I saw this symbol with a three-legged creature with the head of Medusa in several places both in Castelmola and Taormina.  It's evidently been associated with Sicily since the time of the ancient Greeks.  It's called a triskeles or a triskelion.  I was interested because I saw the same symbol on the Isle of Man a couple of years ago and I'd never seen one before.  The triskeles was incorporated into the flag of Sicily in 1848.


I think this is a very interesting symbol


We next drove down the hill to Taormina, a larger town and quite the tourist attraction.  Once again the buildings are made of stone and the main streets are pedestrian only.  The central part of the town is entered through an old stone archway.  The streets are lined with shops including designer brands like Dior and Louis Vuitton. At one end of the main street we came to the ruins of the Greek amphitheater which was built in the 3rd century BC.  Apparently during the high season here the theater is still used for concerts. One of my friends told me she and her husband had heard Andrea Bocelli perform there.  That must have been magical. We had some free time so I looked in a few shops but nothing caught my eye.  

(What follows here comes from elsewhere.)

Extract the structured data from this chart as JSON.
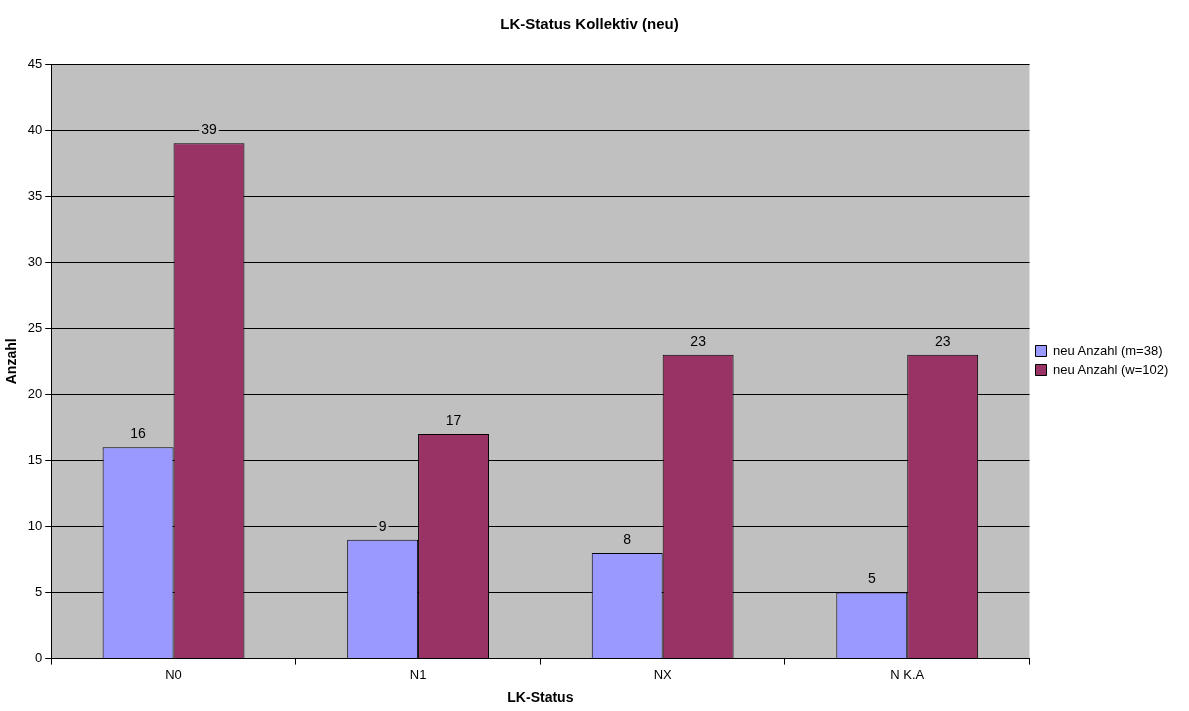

The arched gate to Taormina's main street

Some of the wall surrounding the old town

This and the next several are all from the old town of Taormina.  Perhaps there are more than I should put but I'm in love with this place.












After our stay in Taormina we drove down the hillside back to the tender dock.  Once again I was amazed at the narrowness of the road and the continuous switchbacks.  A few times we encountered  a bus climbing up the hill and I honestly don’t know how the drivers managed to squeeze by.  I came away from these two places wishing I had more time there.  Perhaps one day I can arrange a way to spend a few days in Taormina before boarding a cruise ship nearby. 


1 comment:

Katie said...

What a picturesque-looking place! Beautiful sunny weather, too!